Attention, spectacle immersif !

On connaît le talent du duo Cottereau-Daphouars à distiller des atmosphères particulières. L’ouverture fracassante nous propulse d’emblée dans un suspense diffus qui rendrait jaloux Tim Burton : plongé dans une nuit noire, chahuté par la tempête, notre clown déboule sur scène, luttant péniblement contre des bourrasques de vent, trébuchant souvent avant de trouver refuge dans un lieu abandonné résonant de craquements inquiétants et d’autres sons bizarres.

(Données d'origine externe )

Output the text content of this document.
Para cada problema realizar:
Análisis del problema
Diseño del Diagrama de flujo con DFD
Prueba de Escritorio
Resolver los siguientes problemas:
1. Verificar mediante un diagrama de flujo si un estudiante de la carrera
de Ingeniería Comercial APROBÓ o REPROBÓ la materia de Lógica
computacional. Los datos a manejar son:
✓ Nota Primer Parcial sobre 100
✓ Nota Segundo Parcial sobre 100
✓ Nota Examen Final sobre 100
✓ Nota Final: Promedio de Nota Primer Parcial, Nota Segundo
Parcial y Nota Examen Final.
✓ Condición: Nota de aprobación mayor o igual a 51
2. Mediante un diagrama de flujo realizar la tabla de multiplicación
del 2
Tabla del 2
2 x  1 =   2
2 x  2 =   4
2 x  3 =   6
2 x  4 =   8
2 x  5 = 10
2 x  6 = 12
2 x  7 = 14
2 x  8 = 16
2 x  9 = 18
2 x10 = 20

Très vite, il découvre sur le sol un gilet rouge de dompteur tandis que s’élève une voix fantomatique : “Aaahh Bibi”… “Papi ?” ; répond l’artiste interloqué ; ce sera là l’une de ses rares paroles pour signifier ce qui se joue ici : Bibi a retrouvé le cirque de Papi, enfilé le vieux gilet plein de poussière et mis son nez rouge. Un coup d’œil à cette première apparition d’un clown blême, obsédé et obsédant, luttant contre les éléments, vibrionnant encore et encore jusqu’à rendre fou et nous voilà cuits ! Impossible de détourner les yeux de ce bonhomme pénétrant dans un vieux cirque déserté à la recherche de son grand-père qui fut à l’époque le clown de ce lieu peuplé de saltimbanques et autres nomades de la piste. Un rire, une émotion, un frisson… Cottereau maîtrise l’art de faire de chaque scène à la fois une énigme et une séance d’hypnose. Notre homme-orchestre est aux commandes, sa quête échevelée peut commencer.

© Karine Letellier

Hommage au cirque d’antan et méditation sur la transmission

Rendre hommage au cirque traditionnel pour aller au-delà. Mû par une impérieuse nécessité, Cottereau s’inspire ici de son grand-père qui le surnommait Bibi. Le voilà donc dansant la gigue autour de cette figure aimée envolée vers un ailleurs, distillant savamment les pièces d’un puzzle épars, celui des zones d’ombre du passé. Parler des êtres qu’on aime et qui nous constituent, de la fin d’un monde, tel est le cœur palpitant de ce nouveau spectacle, réflexion intime exhaussée d’une méditation sur la mémoire et la transmission. Traversé par une énergie électrique, il impose son rythme et son imaginaire débridés avec une ingénue folie. Rehaussé par la mise en scène au cordeau d’Erwan Daphouars, son monde peuplé de fantômes s’invente avec bonheur au fil d’incroyables lubies imaginaires. Petit prince lunaire façon Harpo Marx, cet exceptionnel clown-mime bruiteur se révèle tout aussi inspiré lorsqu’il invite des spectateurs à le suivre dans ses histoires édifiantes. Cela pourrait être périlleux ou pénible mais c’est tout le contraire : ces séquences improvisées s’apprécient comme une injonction discrète au lâcher-prise et s’avèrent si drolatiques qu’on en redemande !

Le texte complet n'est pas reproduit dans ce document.